Ecstatic Land at Ballroom Marfa proposes an expanded definition of the landscape genre by assembling a transgenerational group of artists for this exhibition and film series.
October 26, 2022–May 7, 2023
Cultural critics have long inventoried the inextricable ties between the Western landscape genre and larger notions of cultural and capital domination. Ecstatic Land, a group exhibition and film series at Ballroom Marfa through May 7, 2023, seeks to imagine alternatives. The exhibition’s co-organizers, guest curator Dean Daderko and curator and director of Ballroom Marfa Daisy Nam, highlight contemporary artists who treat landscape as complex embodied encounters where the internal self and the external site meet.
Dineo Seshee Bopape’s monumental sculpture, Lerato le le golo (… la go hloka bo kantle) (2022), presiding at the center of Ballroom’s North Gallery, cements Ecstatic Land’s physical and poetic locus. Hand-smoothed, circular walls—constructed by local artisans and assembled from earth collected from Marfa and mixed with healing plants—invite visitors into a warm, sheltering arc. Mechanical, natural, and musical soundscapes by White Mountain Apache musician-composer Laura Ortman drift irregularly over the space. Unfolding into a crescendo of strings, Ortman’s sound installation resonates with the celebratory timbre of Bopape’s sculpture, whose Sepedi title— “a great love… that has no outside”—further ensures that Lerato le le golo’s earthen deposits in the gallery are worlds apart from Walter de Maria’s Earth Room (1977).
This is not to say that Ecstatic Land entirely escapes the specter of 20th-century Land Art. Nancy Holt’s (1938-2014) Star Fire (1986), a grouping of fire pits dug into Ballroom’s Courtyard, mirrors the Big Dipper. Holt envisioned carrying celestial bodies down to earth when the pits were activated by fire; fittingly, each pit, now extinguished, resembles a different moon phase as the sun casts shadows along their metal enclosures, partially illuminating and transforming the floor’s grainy, ashen residue into miniature lunar surfaces.
Back inside, Holt’s Electrical Lighting for Reading Room (1985) commands one end of the North Gallery. With its sprawling metal conduits and brightly glowing bulbs, the work’s link to “landscape” may puzzle those unfamiliar with Holt’s oeuvre. Its inclusion, however, deftly underscores a preoccupation shared by many of the exhibition’s artists—technology’s mediating role in bridging shared, external environments to one’s individual, internal landscape.
Exquisite gelatin silver prints by Katherine Hubbard center both the photographer and her equipment as subjects, inverting early landscape photographers’ tendencies to erase the processes involved in framing grand vistas.
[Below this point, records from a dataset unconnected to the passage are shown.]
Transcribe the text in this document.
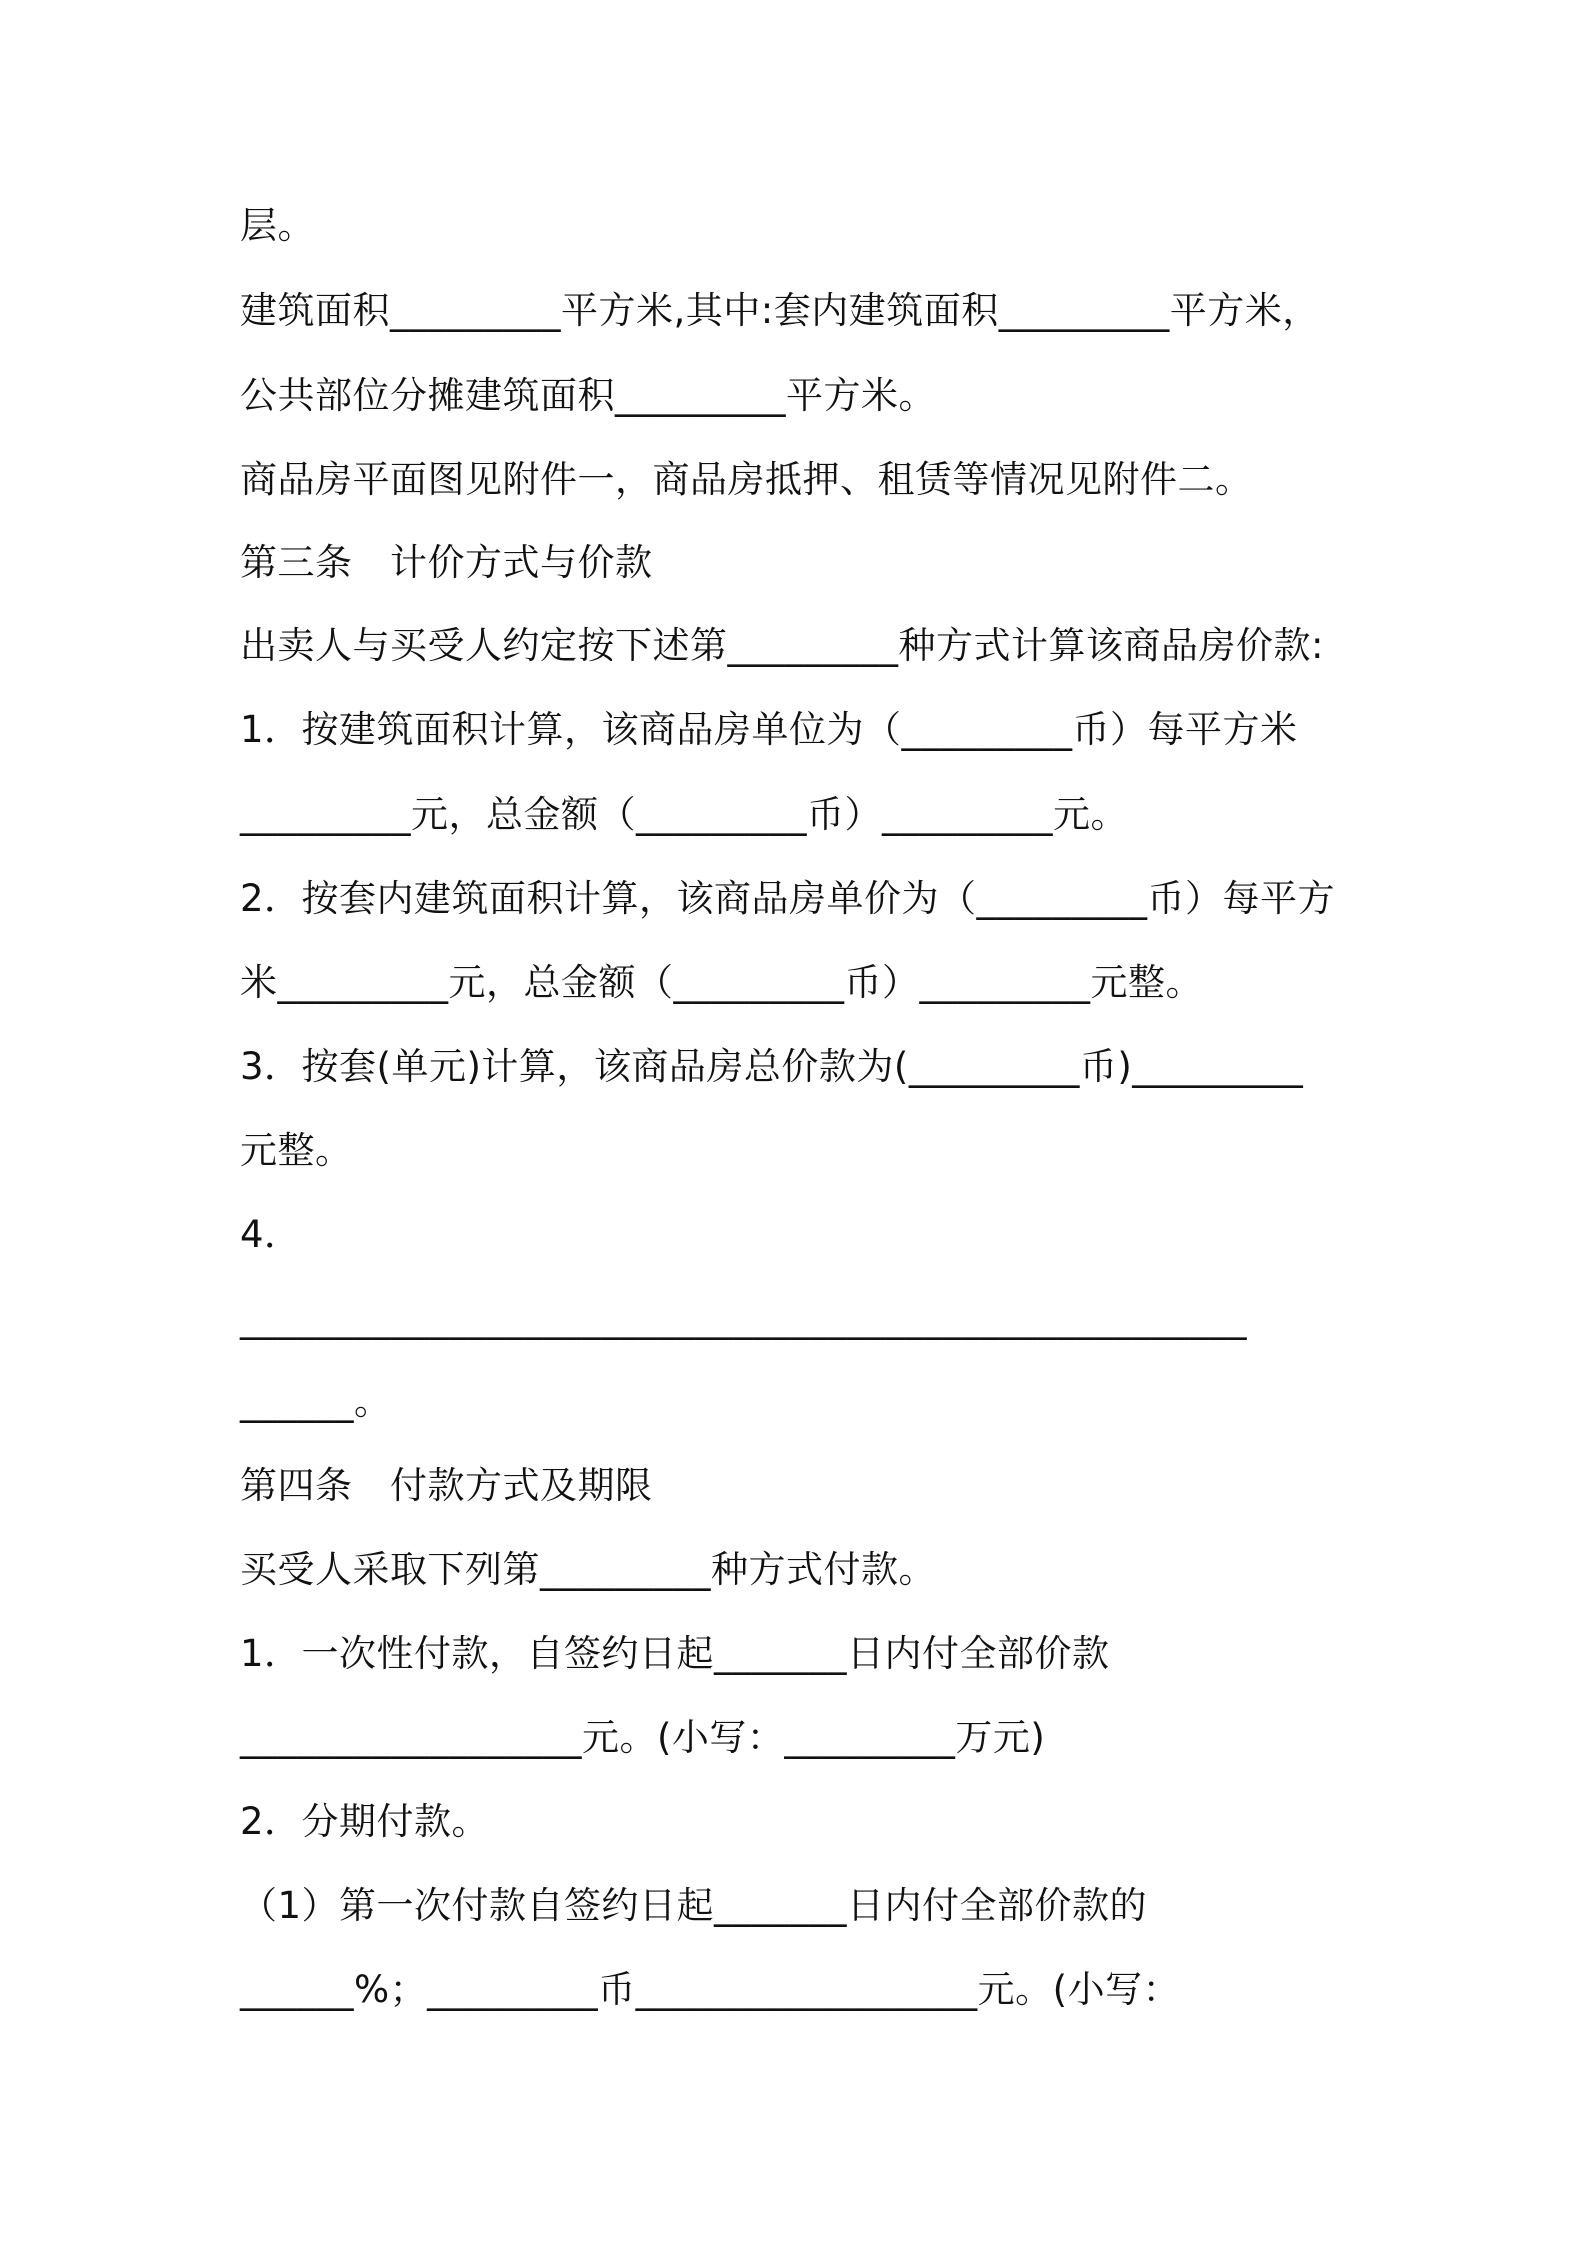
层。
建筑面积_________平方米,其中:套内建筑面积_________平方米，
公共部位分摊建筑面积_________平方米。
商品房平面图见附件一，商品房抵押、租赁等情况见附件二。
第三条　计价方式与价款
出卖人与买受人约定按下述第_________种方式计算该商品房价款:
1．按建筑面积计算，该商品房单位为（_________币）每平方米
_________元，总金额（_________币）_________元。
2．按套内建筑面积计算，该商品房单价为（_________币）每平方
米_________元，总金额（_________币）_________元整。
3．按套(单元)计算，该商品房总价款为(_________币)_________
元整。
4．
_____________________________________________________
______。
第四条　付款方式及期限
买受人采取下列第_________种方式付款。
1．一次性付款，自签约日起_______日内付全部价款
__________________元。(小写：_________万元)
2．分期付款。
（1）第一次付款自签约日起_______日内付全部价款的
______%；_________币__________________元。(小写：
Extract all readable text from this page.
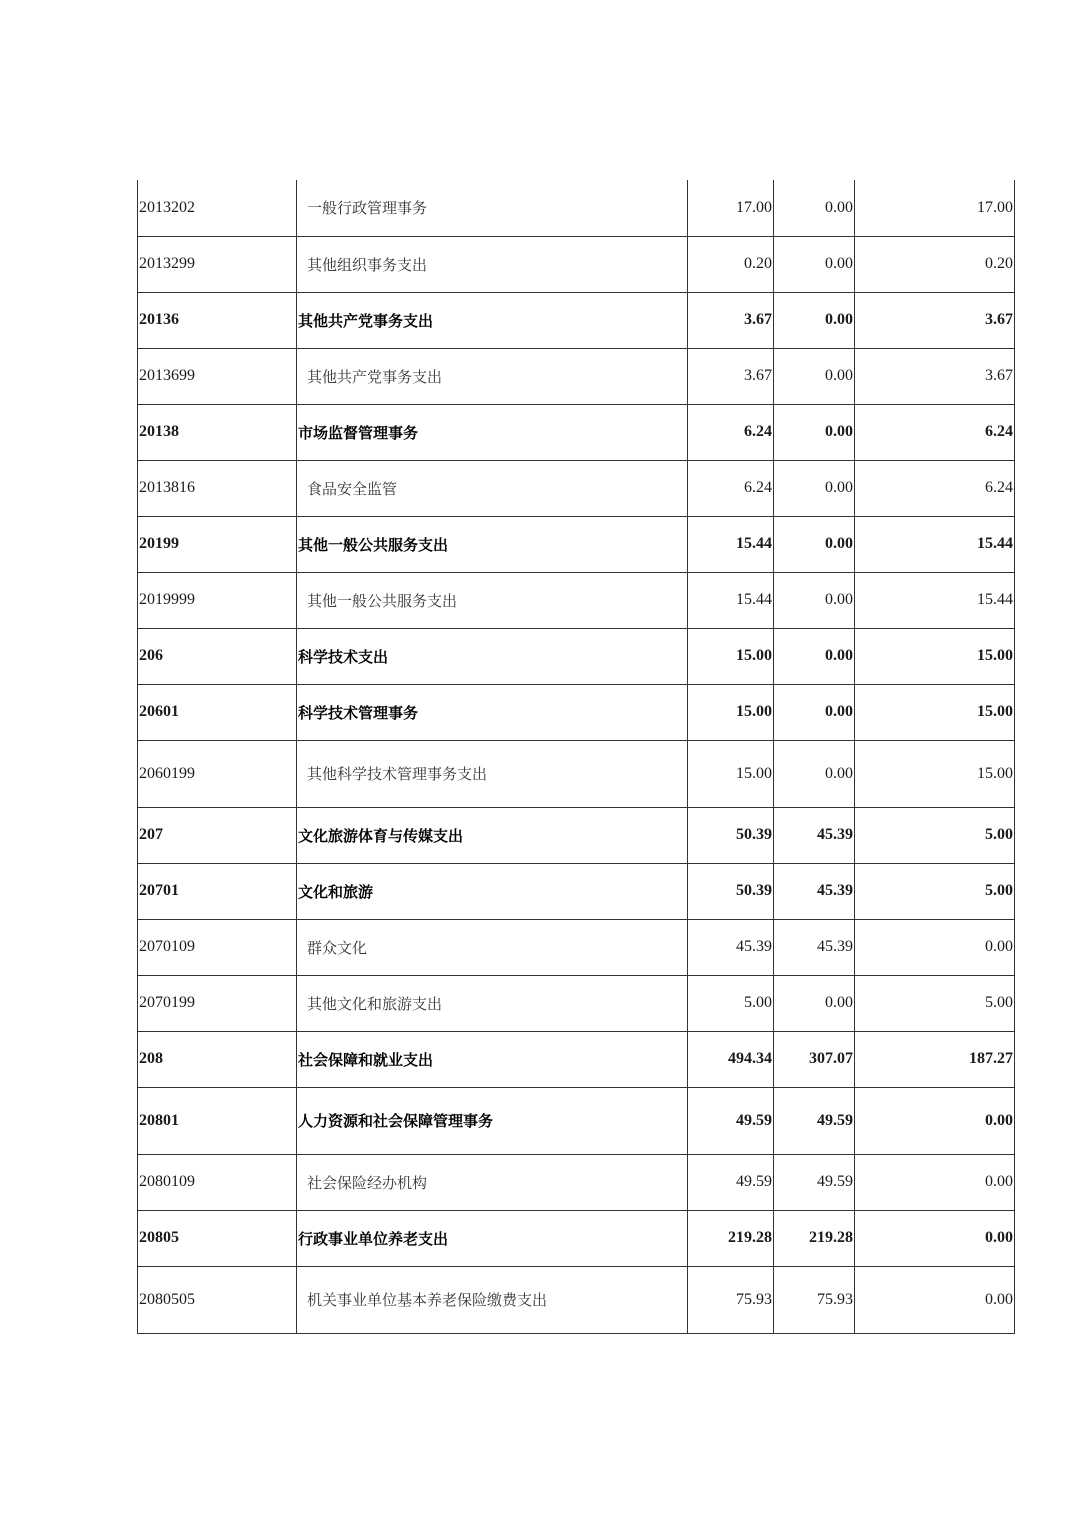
2013202	一般行政管理事务	17.00	0.00	17.00
2013299	其他组织事务支出	0.20	0.00	0.20
20136	其他共产党事务支出	3.67	0.00	3.67
2013699	其他共产党事务支出	3.67	0.00	3.67
20138	市场监督管理事务	6.24	0.00	6.24
2013816	食品安全监管	6.24	0.00	6.24
20199	其他一般公共服务支出	15.44	0.00	15.44
2019999	其他一般公共服务支出	15.44	0.00	15.44
206	科学技术支出	15.00	0.00	15.00
20601	科学技术管理事务	15.00	0.00	15.00
2060199	其他科学技术管理事务支出	15.00	0.00	15.00
207	文化旅游体育与传媒支出	50.39	45.39	5.00
20701	文化和旅游	50.39	45.39	5.00
2070109	群众文化	45.39	45.39	0.00
2070199	其他文化和旅游支出	5.00	0.00	5.00
208	社会保障和就业支出	494.34	307.07	187.27
20801	人力资源和社会保障管理事务	49.59	49.59	0.00
2080109	社会保险经办机构	49.59	49.59	0.00
20805	行政事业单位养老支出	219.28	219.28	0.00
2080505	机关事业单位基本养老保险缴费支出	75.93	75.93	0.00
Benny Merris applies paint directly to his body, documenting compositional serendipities where lines of pigment and topography intersect. A quartet of Laura Aguilar’s (1959-2018) photographs gracefully interfuse her large, sensual frame into the surrounding terrain, a mutually enlivening affirmation of queer belonging on an intimate scale, while David Benjamin Sherry queers familiar, outsized images of the American West in teal and violet chromatic explosions.
Despite the seismic aesthetic shifts from the 19th century’s romanticized views of the American West to the earth art interventions in the 20th, the impulse toward spatial conquest has yet to wane. By complicating the terms of landscape, Ecstatic Land’s strength is its more generous vision, proposing an expanded tactical menu to reconcile the corporeal subject and the living space it inhabits. It remains a dream as broad as the Marfa sky.